Berdasarkan laporan polisi, pengungkapan ini berawal pada 25 Juli 2024 lalu, dari patroli Cyber ada gerakan bahwa pelaku kerap bertransaksi melalui Facebook. Lalu dipantau, para tersangka ini akan menjual 1 unit di parkiran BTC Mall Bekasi Timur.
“Pelaku ini sering transaksi jual beli dari leasing PT. Adira Finance,” ujar Kompol Dedi, Rabu (18/9/2024).
Pengusutan berlanjut, tersangka melakukan modusnya dengan sejumlah cara seperti memalsukan dokumen.
Diantaranya membuat Akta Jual Beli (AJB) palsu, kemudian membuat slip gaji palsu, menbuat rekening koran palsu dan membuat surat keterangan usaha (SKU) palsu.
“Tersangka membuat surat keterangan sebagai syarat untuk pengajuan aplikasi tersebut dengan membuat AJB yang dipalsukan, kemudian slip gaji seolah-olah dia itu bekerja dengan gaji yang dibilang cukup lumayan. Sehingga pada saat melakukan kredit di suatu PT tersebut bisa disetujui,” paparnya.
Di yakini cara tersebut ampuh, proses tersebut akhirnya lolos dari perusahaan leaasing. Sehingga, modus tersebut sudah dilakukan sebanyak 8 kali di perusahaan leasing yang berbeda-beda.
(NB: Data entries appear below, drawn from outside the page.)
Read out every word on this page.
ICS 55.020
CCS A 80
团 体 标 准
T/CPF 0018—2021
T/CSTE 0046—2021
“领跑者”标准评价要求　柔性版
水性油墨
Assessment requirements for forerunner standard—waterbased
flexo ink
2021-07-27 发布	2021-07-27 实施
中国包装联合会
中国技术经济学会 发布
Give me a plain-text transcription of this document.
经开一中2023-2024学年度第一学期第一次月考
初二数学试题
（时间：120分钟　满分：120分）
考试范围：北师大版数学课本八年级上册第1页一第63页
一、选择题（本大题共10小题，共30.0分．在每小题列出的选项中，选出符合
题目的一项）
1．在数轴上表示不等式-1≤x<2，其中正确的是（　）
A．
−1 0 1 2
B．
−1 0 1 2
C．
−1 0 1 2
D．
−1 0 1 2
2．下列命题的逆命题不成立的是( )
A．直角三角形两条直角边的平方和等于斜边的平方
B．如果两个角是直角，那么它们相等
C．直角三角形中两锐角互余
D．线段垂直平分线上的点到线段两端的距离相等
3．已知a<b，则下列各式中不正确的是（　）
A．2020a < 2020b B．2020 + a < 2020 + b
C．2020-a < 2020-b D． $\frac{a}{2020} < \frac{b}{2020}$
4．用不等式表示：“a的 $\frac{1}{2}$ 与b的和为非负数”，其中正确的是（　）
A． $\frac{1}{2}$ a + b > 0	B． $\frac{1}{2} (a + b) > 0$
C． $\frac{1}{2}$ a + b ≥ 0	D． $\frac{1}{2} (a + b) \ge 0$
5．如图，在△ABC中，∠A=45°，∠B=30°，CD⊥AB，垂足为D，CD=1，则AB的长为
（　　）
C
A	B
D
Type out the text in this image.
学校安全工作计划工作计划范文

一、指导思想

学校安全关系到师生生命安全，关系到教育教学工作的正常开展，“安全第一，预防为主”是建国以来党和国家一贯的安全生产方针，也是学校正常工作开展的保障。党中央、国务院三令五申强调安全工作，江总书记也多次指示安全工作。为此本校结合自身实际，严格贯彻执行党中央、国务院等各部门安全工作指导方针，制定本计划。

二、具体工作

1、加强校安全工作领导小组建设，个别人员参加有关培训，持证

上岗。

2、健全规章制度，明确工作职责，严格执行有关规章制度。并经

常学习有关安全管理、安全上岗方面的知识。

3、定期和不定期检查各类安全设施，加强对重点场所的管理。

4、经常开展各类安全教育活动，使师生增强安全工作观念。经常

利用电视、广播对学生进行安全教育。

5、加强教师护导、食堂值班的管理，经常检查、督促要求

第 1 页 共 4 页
Setiap kali melakukan proses pengajuan, parahnya para tersangka tak pernah membayar kredit kendaraan roda empat sama sekali. Sehingga pihak leasing curiga dan melakukan investigasi.
“Kemudian para pelaku ini tidak membayar kembali, Menghilangkan diri, dan semuanya itu sebanyak 8 unit baru di tempat kita saja, 8 unit kendaraan yang diajukan,” paparnya.
Dari tangan tersangka, polisi mengamankan 1 bundel pengajuan kredit, sertifikat fiducia, faktur, BPKB, STNK dan SK yang dikeluarkan pejabat pembuat akta.
Tersangka dikenakan dengan pasal 378 KUHPidana dan pasal 35 Undang-Undang no. 42 tahun 1999 Tentang jaminan fiducia
“Ancamannya selama 5 tahun hukuman penjara,” tandas Kompol Dedi.